On the economic situation, we discussed the Commission's autumn forecast released last week as well as the Annual Growth Survey and Alert Mechanism Report that were published yesterday. Let me just say that the economic outlook for the euro area seems to become more positive, however important challenges remain, such as high levels of public and private debt and record high levels of unemployment. Therefore, there is no reason to be complacent.

Finally, next week we will have an extra dedicated EG meeting, which will be an important milestone for fiscal surveillance in the euro area, as this will be the first time that we will discuss draft budgetary plans, on basis of the Commission's assessment of all euro area Member States. This will show that we are following on our commitment to strengthen fiscal policy coordination.

Full statement


VP Rehn

The economic situation has not changed dramatically since yesterday, or last week. Yesterday, we presented the Annual Growth Survey, and last week the Autumn Economic Forecast. Nevertheless, today we received the Eurostat flash estimate for GDP for the third quarter of 2013. The flash estimate shows a continuing modest recovery in Europe. To be more precise, in the third quarter of this year, GDP expanded by 0.1 per cent quarter-on-quarter in the euro area and by 0.2 per cent in the EU as a whole. In the previous quarter, GDP had increased by 0.3 per cent in both euro area and the EU as a whole.

Compared to the Autumn Forecast of the Commission, the quarterly growth figures for the euro area and EU, in both cases, are 0.1 percentage points lower than projected in our Autumn Forecast and also lower than market expectations, which were in line with our forecast. Nonetheless, more modest growth was actually expected in the third quarter since the previous quarter's growth figure had, to some extent, resulted from temporary factors in the first and second quarter. The flash estimate showed that there was significantly higher-than-expected growth in our autumn forecast in Latvia: +1.2 per cent instead of 0.2 per cent. For Bulgaria: 0.6 per cent instead of 0.2 per cent. Spain and Estonia resumed growth in the third quarter. In the Netherlands, after flat GDP growth in the second quarter, GDP increased by 0.1 per cent. Growth in Portugal remained in positive territory, confirming the country's exit from recession in the second quarter.

I want to congratulate both Ireland and Spain, the Irish and the Spanish people, for the decisions of today. Ireland's decision to exit the programme without a precautionary credit facility is very important. I know the Irish Government reflected very carefully on this matter. The Commission has always made very clear that this was a decision for Ireland to take and that we would support Ireland, whatever it decided...

The programme for Spain has been successful. The banking sector is much more stable than it was in July 2012, when the programme was launched. It is now essential that the Spanish authorities remain fully committed to continuing and completing the financial-sector repair so as to strengthen the nascent recovery and pave the way for a sustainable improvement in employment.

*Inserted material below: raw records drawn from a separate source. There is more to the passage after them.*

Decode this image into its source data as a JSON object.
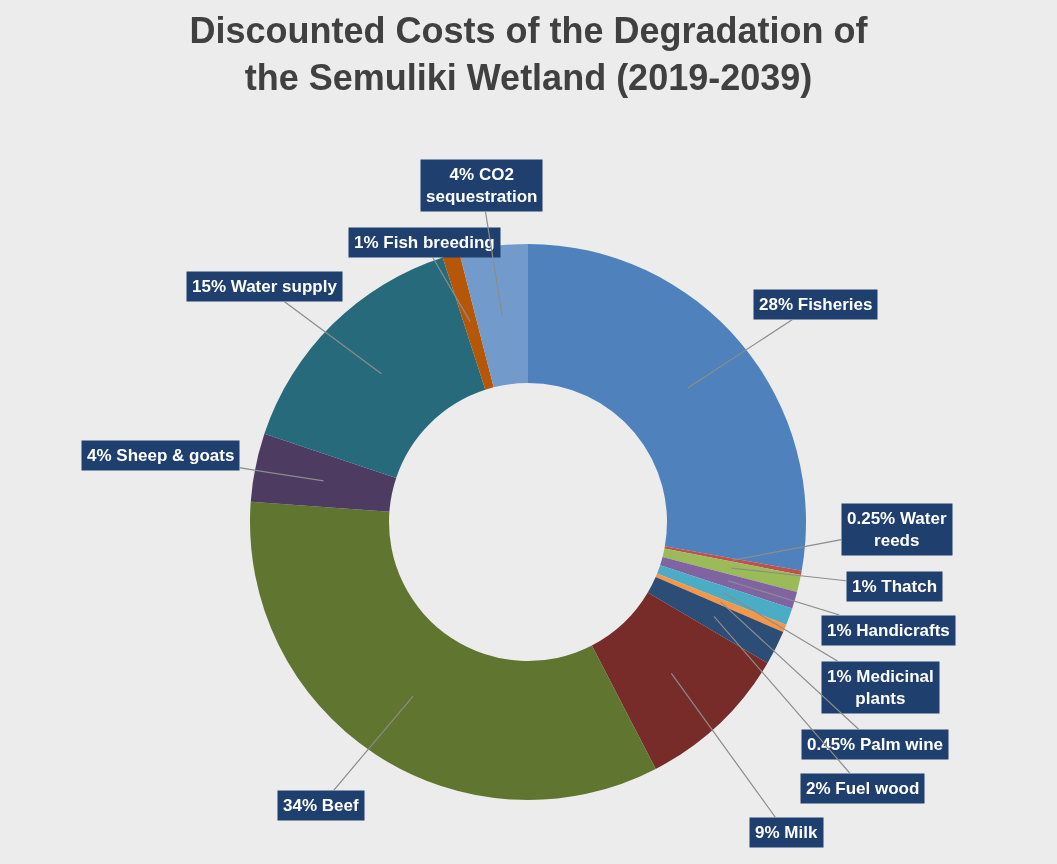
{
  "chart_data": {
    "type": "donut",
    "title": "Discounted Costs of the Degradation of the Semuliki Wetland (2019-2039)",
    "categories": [
      "Fisheries",
      "Water reeds",
      "Thatch",
      "Handicrafts",
      "Medicinal plants",
      "Palm wine",
      "Fuel wood",
      "Milk",
      "Beef",
      "Sheep & goats",
      "Water supply",
      "Fish breeding",
      "CO2 sequestration"
    ],
    "values": [
      28,
      0.25,
      1,
      1,
      1,
      0.45,
      2,
      9,
      34,
      4,
      15,
      1,
      4
    ],
    "colors": [
      "#4f81bd",
      "#c0504d",
      "#9bbb59",
      "#8064a2",
      "#4bacc6",
      "#f79646",
      "#2c4d75",
      "#772c2a",
      "#5f7530",
      "#4d3b62",
      "#276a7c",
      "#b65708",
      "#729aca"
    ],
    "value_labels": [
      "28%",
      "0.25%",
      "1%",
      "1%",
      "1%",
      "0.45%",
      "2%",
      "9%",
      "34%",
      "4%",
      "15%",
      "1%",
      "4%"
    ],
    "legend": false
  }
}
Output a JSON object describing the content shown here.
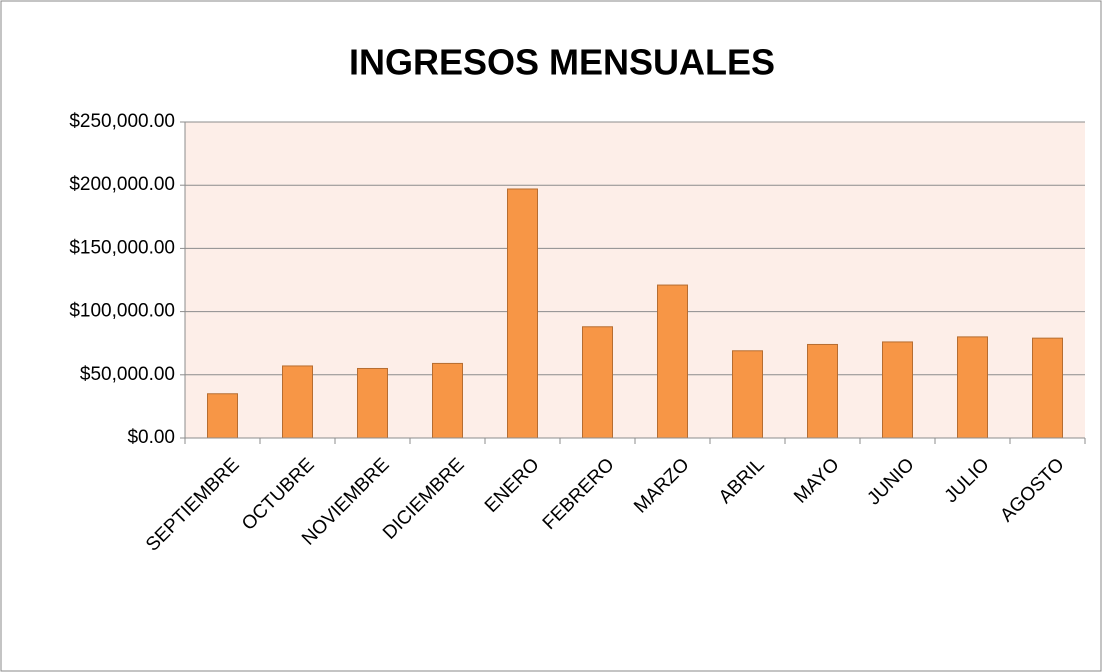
{
  "chart_data": {
    "type": "bar",
    "title": "INGRESOS MENSUALES",
    "categories": [
      "SEPTIEMBRE",
      "OCTUBRE",
      "NOVIEMBRE",
      "DICIEMBRE",
      "ENERO",
      "FEBRERO",
      "MARZO",
      "ABRIL",
      "MAYO",
      "JUNIO",
      "JULIO",
      "AGOSTO"
    ],
    "values": [
      35000,
      57000,
      55000,
      59000,
      197000,
      88000,
      121000,
      69000,
      74000,
      76000,
      80000,
      79000
    ],
    "color": "#f79646",
    "ylim": [
      0,
      250000
    ],
    "yticks": [
      {
        "value": 0,
        "label": "$0.00"
      },
      {
        "value": 50000,
        "label": "$50,000.00"
      },
      {
        "value": 100000,
        "label": "$100,000.00"
      },
      {
        "value": 150000,
        "label": "$150,000.00"
      },
      {
        "value": 200000,
        "label": "$200,000.00"
      },
      {
        "value": 250000,
        "label": "$250,000.00"
      }
    ],
    "grid": true
  }
}
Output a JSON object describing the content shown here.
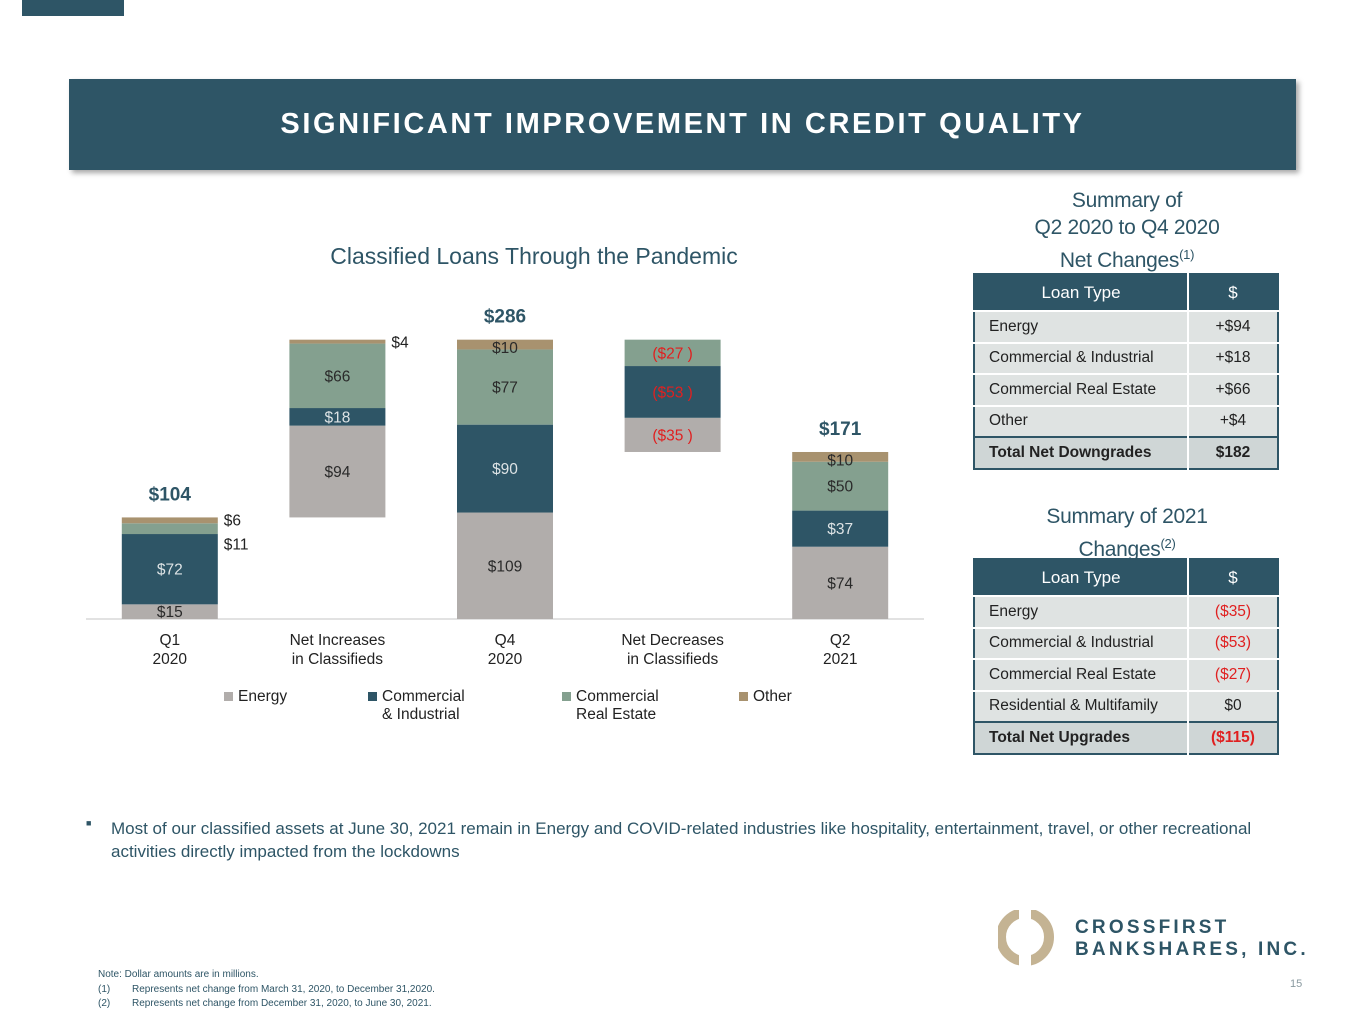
{
  "header": {
    "title": "SIGNIFICANT IMPROVEMENT IN CREDIT QUALITY"
  },
  "chart_data": {
    "type": "waterfall-stacked",
    "title": "Classified Loans Through the Pandemic",
    "categories": [
      [
        "Q1",
        "2020"
      ],
      [
        "Net Increases",
        "in Classifieds"
      ],
      [
        "Q4",
        "2020"
      ],
      [
        "Net Decreases",
        "in Classifieds"
      ],
      [
        "Q2",
        "2021"
      ]
    ],
    "series": [
      {
        "name": "Energy",
        "color": "#b1adab",
        "values": [
          15,
          94,
          109,
          -35,
          74
        ],
        "value_labels": [
          "$15",
          "$94",
          "$109",
          "($35 )",
          "$74"
        ]
      },
      {
        "name": "Commercial & Industrial",
        "color": "#2e5566",
        "values": [
          72,
          18,
          90,
          -53,
          37
        ],
        "value_labels": [
          "$72",
          "$18",
          "$90",
          "($53 )",
          "$37"
        ]
      },
      {
        "name": "Commercial Real Estate",
        "color": "#84a08f",
        "values": [
          11,
          66,
          77,
          -27,
          50
        ],
        "value_labels": [
          "$11",
          "$66",
          "$77",
          "($27 )",
          "$50"
        ]
      },
      {
        "name": "Other",
        "color": "#a8926f",
        "values": [
          6,
          4,
          10,
          null,
          10
        ],
        "value_labels": [
          "$6",
          "$4",
          "$10",
          null,
          "$10"
        ]
      }
    ],
    "totals": [
      104,
      null,
      286,
      null,
      171
    ],
    "total_labels": [
      "$104",
      null,
      "$286",
      null,
      "$171"
    ],
    "ylim": [
      0,
      300
    ],
    "negative_color": "#e02020"
  },
  "table1": {
    "title": [
      "Summary of",
      "Q2 2020 to Q4 2020",
      "Net Changes"
    ],
    "title_note": "(1)",
    "header": [
      "Loan Type",
      "$"
    ],
    "rows": [
      [
        "Energy",
        "+$94"
      ],
      [
        "Commercial & Industrial",
        "+$18"
      ],
      [
        "Commercial Real Estate",
        "+$66"
      ],
      [
        "Other",
        "+$4"
      ]
    ],
    "total": [
      "Total Net Downgrades",
      "$182"
    ]
  },
  "table2": {
    "title": [
      "Summary of 2021",
      "Changes"
    ],
    "title_note": "(2)",
    "header": [
      "Loan Type",
      "$"
    ],
    "rows": [
      [
        "Energy",
        "($35)"
      ],
      [
        "Commercial & Industrial",
        "($53)"
      ],
      [
        "Commercial Real Estate",
        "($27)"
      ],
      [
        "Residential & Multifamily",
        "$0"
      ]
    ],
    "total": [
      "Total Net Upgrades",
      "($115)"
    ]
  },
  "bullet": "Most of our classified assets at June 30, 2021 remain in Energy and COVID-related industries like hospitality, entertainment, travel, or other recreational activities directly impacted from the lockdowns",
  "footnotes": [
    "Note: Dollar amounts are in millions.",
    [
      "(1)",
      "Represents net change from March 31, 2020, to December 31,2020."
    ],
    [
      "(2)",
      "Represents net change from December 31, 2020, to June 30, 2021."
    ]
  ],
  "logo": [
    "CROSSFIRST",
    "BANKSHARES, INC."
  ],
  "page_number": "15"
}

In short, today has been a good day for both Ireland and Spain. It has been a good day for Europe as well, because it provides clear evidence that the rebalancing of the European economy is indeed progressing.

Europe has supported the Irish and Spanish people in their efforts to emerge from profound crises caused by irresponsible financial practises and insufficiently effective governance, at either national or European level. The shadows cast by those crises still linger unfortunately, as we are painfully aware, which is why it is essential to stay the course of reform at this juncture. Nonetheless, the rules we have put in place since 2010 mean we are in a far better position to ensure that such past mistakes are not repeated in the future.